Initially, it was speculated that the troops were targeting an Al-Jama'a al-Islamiyya cell, which later denied this. This organization is part of a much larger one, the Muslim Brotherhood, and in recent months has participated alongside Hezbollah in launching rockets into Israel, according to its National Security Agency. However, the Popular Front for the Liberation of Palestine eventually acknowledged the death of its three militants.

In the early hours of Monday morning, rescue teams continued to search through the rubble. It is not ruled out that a fourth fatality may have emerged from this attack on this predominantly Sunni Muslim neighborhood.
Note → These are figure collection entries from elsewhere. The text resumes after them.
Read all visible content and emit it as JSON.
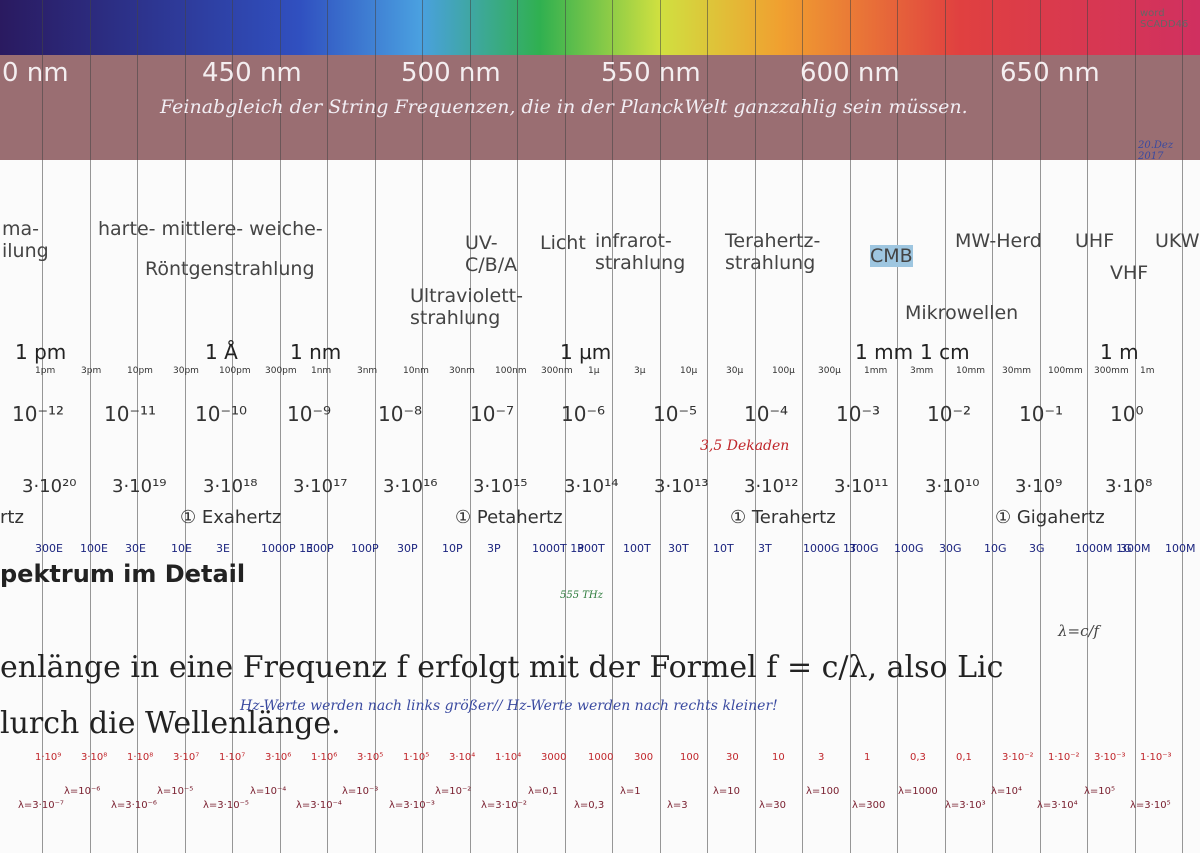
{
  "header": {
    "note": "word SCADD46",
    "date": "20.Dez 2017",
    "nm_labels": [
      "0 nm",
      "450 nm",
      "500 nm",
      "550 nm",
      "600 nm",
      "650 nm"
    ],
    "caption": "Feinabgleich der String Frequenzen, die in der PlanckWelt ganzzahlig sein müssen."
  },
  "regions": {
    "gamma": "ma- ilung",
    "xray_kinds": "harte- mittlere- weiche-",
    "xray": "Röntgenstrahlung",
    "uv": "UV- C/B/A",
    "light": "Licht",
    "ir": "infrarot- strahlung",
    "thz": "Terahertz- strahlung",
    "cmb": "CMB",
    "mw_oven": "MW-Herd",
    "uhf": "UHF",
    "ukw": "UKW",
    "vhf": "VHF",
    "uv_full": "Ultraviolett- strahlung",
    "microwave": "Mikrowellen"
  },
  "units": [
    "1 pm",
    "1 Å",
    "1 nm",
    "1 µm",
    "1 mm",
    "1 cm",
    "1 m"
  ],
  "small_units": [
    "1pm",
    "3pm",
    "10pm",
    "30pm",
    "100pm",
    "300pm",
    "1nm",
    "3nm",
    "10nm",
    "30nm",
    "100nm",
    "300nm",
    "1µ",
    "3µ",
    "10µ",
    "30µ",
    "100µ",
    "300µ",
    "1mm",
    "3mm",
    "10mm",
    "30mm",
    "100mm",
    "300mm",
    "1m"
  ],
  "wavelength_powers": [
    "10⁻¹²",
    "10⁻¹¹",
    "10⁻¹⁰",
    "10⁻⁹",
    "10⁻⁸",
    "10⁻⁷",
    "10⁻⁶",
    "10⁻⁵",
    "10⁻⁴",
    "10⁻³",
    "10⁻²",
    "10⁻¹",
    "10⁰"
  ],
  "decades_note": "3,5 Dekaden",
  "frequency_powers": [
    "3·10²⁰",
    "3·10¹⁹",
    "3·10¹⁸",
    "3·10¹⁷",
    "3·10¹⁶",
    "3·10¹⁵",
    "3·10¹⁴",
    "3·10¹³",
    "3·10¹²",
    "3·10¹¹",
    "3·10¹⁰",
    "3·10⁹",
    "3·10⁸"
  ],
  "hertz_labels": [
    "rtz",
    "① Exahertz",
    "① Petahertz",
    "① Terahertz",
    "① Gigahertz"
  ],
  "frequency_strip": [
    "300E",
    "100E",
    "30E",
    "10E",
    "3E",
    "1000P 1E",
    "300P",
    "100P",
    "30P",
    "10P",
    "3P",
    "1000T 1P",
    "300T",
    "100T",
    "30T",
    "10T",
    "3T",
    "1000G 1T",
    "300G",
    "100G",
    "30G",
    "10G",
    "3G",
    "1000M 1G",
    "300M",
    "100M"
  ],
  "document": {
    "heading": "pektrum im Detail",
    "line1": "enlänge in eine Frequenz f erfolgt mit der Formel  f = c/λ, also Lic",
    "line2": "lurch die Wellenlänge."
  },
  "handwritten": {
    "formula": "λ=c/f",
    "remark": "Hz-Werte werden nach links größer// Hz-Werte werden nach rechts kleiner!",
    "thz_note": "555 THz"
  },
  "hz_values": [
    "1·10⁹",
    "3·10⁸",
    "1·10⁸",
    "3·10⁷",
    "1·10⁷",
    "3·10⁶",
    "1·10⁶",
    "3·10⁵",
    "1·10⁵",
    "3·10⁴",
    "1·10⁴",
    "3000",
    "1000",
    "300",
    "100",
    "30",
    "10",
    "3",
    "1",
    "0,3",
    "0,1",
    "3·10⁻²",
    "1·10⁻²",
    "3·10⁻³",
    "1·10⁻³"
  ],
  "lambda_values": [
    "λ=3·10⁻⁷",
    "λ=10⁻⁶",
    "λ=3·10⁻⁶",
    "λ=10⁻⁵",
    "λ=3·10⁻⁵",
    "λ=10⁻⁴",
    "λ=3·10⁻⁴",
    "λ=10⁻³",
    "λ=3·10⁻³",
    "λ=10⁻²",
    "λ=3·10⁻²",
    "λ=0,1",
    "λ=0,3",
    "λ=1",
    "λ=3",
    "λ=10",
    "λ=30",
    "λ=100",
    "λ=300",
    "λ=1000",
    "λ=3·10³",
    "λ=10⁴",
    "λ=3·10⁴",
    "λ=10⁵",
    "λ=3·10⁵"
  ]
}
Lebanese security sources explained how hundreds of citizens stayed up all night after leaving their homes and gathered on hospital grounds seeking refuge for fear of further bombings.

The Lebanese Ministry of Health reported that since October 8, a day after Hamas's massacre against kibbutzim near Gaza, where more than 1,200 people were killed, clashes between the Israeli army and Hezbollah have resulted in 1,640 deaths. Among them are 104 children and 194 women while injuries approach 9,000. The Defense Forces' fight against the Shiite militia, an ally of Hamas, has intensified dramatically this September, claiming a thousand lives according to the ministry.

The same sources claim that this number is possibly much lower than reality since there is an indeterminate number of missing persons and dozens of bodies "buried under rubble." Jihad Saadeh, director of Rafik Hariri Hospital in Beirut, says that the health network is prepared to manage mass casualty assistance from Israeli bombings, although he acknowledges to international media that "the situation is taking a crazy turn" reminiscent of "the civil war and the 2006 war" against Israel.

Beirut is not the only part of Lebanon ravaged by nighttime terror attacks. The Defense Forces acknowledge that their planes attacked dozens of locations in the Bekaa Valley on Monday night, where military spokesmen say they destroyed Hezbollah rocket launchers and arsenals. The Palestinian group Hamas has just issued a statement saying that its leader in Lebanon, Fateh Sherif Abu el-Amin, was killed along with several relatives in one of these attacks in southern Lebanon.